OK, lots of talk about merge-recursive and renames. That sounds like it makes sense; at least there is a specific bit of code that I can blame for my data destruction, maybe I don’t have to distrust the whole tool.

But to really be confident, I want to think that the fix isn’t just something random, and was actually done to fix this this problem. So I switched the return code in my test script, and ran git bisect again to find when the bug was fixed. Eventually it found this commit:

commit 5b448b8530308b1f5a7a721cb1bf0ba557b5c78d
Author: Elijah Newren 
Date:   Thu Aug 11 23:20:10 2011 -0600

    merge-recursive: When we detect we can skip an update, actually skip it
    
    In 882fd11 (merge-recursive: Delay content merging for renames 2010-09-20),
    there was code that checked for whether we could skip updating a file in
    the working directory, based on whether the merged version matched the
    current working copy.  Due to the desire to handle directory/file conflicts
    that were resolvable, that commit deferred content merging by first
    updating the index with the unmerged entries and then moving the actual
    merging (along with the skip-the-content-update check) to another function
    that ran later in the merge process.  As part moving the content merging
    code, a bug was introduced such that although the message about skipping
    the update would be printed (whenever GIT_MERGE_VERBOSITY was sufficiently
    high), the file would be unconditionally updated in the working copy
    anyway.
    
    When we detect that the file does not need to be updated in the working
    copy, update the index appropriately and then return early before updating
    the working copy.
    
    Note that there was a similar change in b2c8c0a (merge-recursive: When we
    detect we can skip an update, actually skip it 2011-02-28), but it was
    reverted by 6db4105 (Revert "Merge branch 'en/merge-recursive'"
    2011-05-19) since it did not fix both of the relevant types of unnecessary
    update breakages and, worse, it made use of some band-aids that caused
    other problems.  The reason this change works is due to the changes earlier
    in this series to (a) record_df_conflict_files instead of just unlinking
    them early, (b) allowing make_room_for_path() to remove D/F entries,
    (c) the splitting of update_stages_and_entry() to have its functionality
    called at different points, and (d) making the pathnames of the files
    involved in the merge available to merge_content().
    
    Signed-off-by: Elijah Newren 
    Signed-off-by: Junio C Hamano 

OK, this is good. Looks like they fixed the bug, and it even references the bad commit that I had narrowed things down to.

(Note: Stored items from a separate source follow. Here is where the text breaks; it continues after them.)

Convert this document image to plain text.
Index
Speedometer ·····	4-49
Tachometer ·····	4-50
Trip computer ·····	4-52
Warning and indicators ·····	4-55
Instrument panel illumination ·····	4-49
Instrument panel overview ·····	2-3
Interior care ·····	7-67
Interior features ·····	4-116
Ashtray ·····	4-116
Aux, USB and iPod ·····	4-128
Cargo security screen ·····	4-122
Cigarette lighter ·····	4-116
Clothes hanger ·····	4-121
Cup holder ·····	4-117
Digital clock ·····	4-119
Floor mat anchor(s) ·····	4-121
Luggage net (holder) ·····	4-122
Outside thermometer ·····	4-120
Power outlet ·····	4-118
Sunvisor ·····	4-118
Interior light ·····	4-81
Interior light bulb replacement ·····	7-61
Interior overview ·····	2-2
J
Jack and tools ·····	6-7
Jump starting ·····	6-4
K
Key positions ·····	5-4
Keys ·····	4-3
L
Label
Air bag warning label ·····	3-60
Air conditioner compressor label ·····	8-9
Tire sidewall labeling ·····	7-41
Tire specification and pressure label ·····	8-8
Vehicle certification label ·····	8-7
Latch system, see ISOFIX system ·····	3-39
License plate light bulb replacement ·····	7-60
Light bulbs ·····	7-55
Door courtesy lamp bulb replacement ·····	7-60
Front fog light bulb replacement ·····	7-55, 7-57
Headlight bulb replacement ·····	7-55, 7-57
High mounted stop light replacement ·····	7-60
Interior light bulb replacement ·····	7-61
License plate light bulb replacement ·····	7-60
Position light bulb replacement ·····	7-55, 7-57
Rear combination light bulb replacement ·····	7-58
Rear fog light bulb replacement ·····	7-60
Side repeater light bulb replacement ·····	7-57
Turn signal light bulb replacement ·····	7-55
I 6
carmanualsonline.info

So I’m a little bit dismayed that this bug existed for almost a full year before being fixed. I can’t be the only person to have been hit by this problem can I? I looked at the release notes for v1.7.7. This is what they have to say abou the issue:

 The recursive merge strategy implementation got a fairly large
 fix for many corner cases that may rarely happen in real world
 projects (it has been verified that none of the 16000+ merges in
 the Linux kernel history back to v2.6.12 is affected with the
 corner case bugs this update fixes).

OK, so the bug never trigged in 16,000+ Linux kernel merges. Strangely that doesn’t actually make me feel any better.

So, I don’t think git sucks. All software has bugs, but bugs that destroy data are pretty devastating. It is a little hard to trust git merge operations now. I’ll probably try to make sure I don’t merge on to a working directory (i.e: stash my changes first, since then they are at least backed up on the object database).

Of course convincing my colleagues, who were also affected by this bug, and didn’t really have any love for git in the first place, that git isn’t completely broken is going to be a tough sell.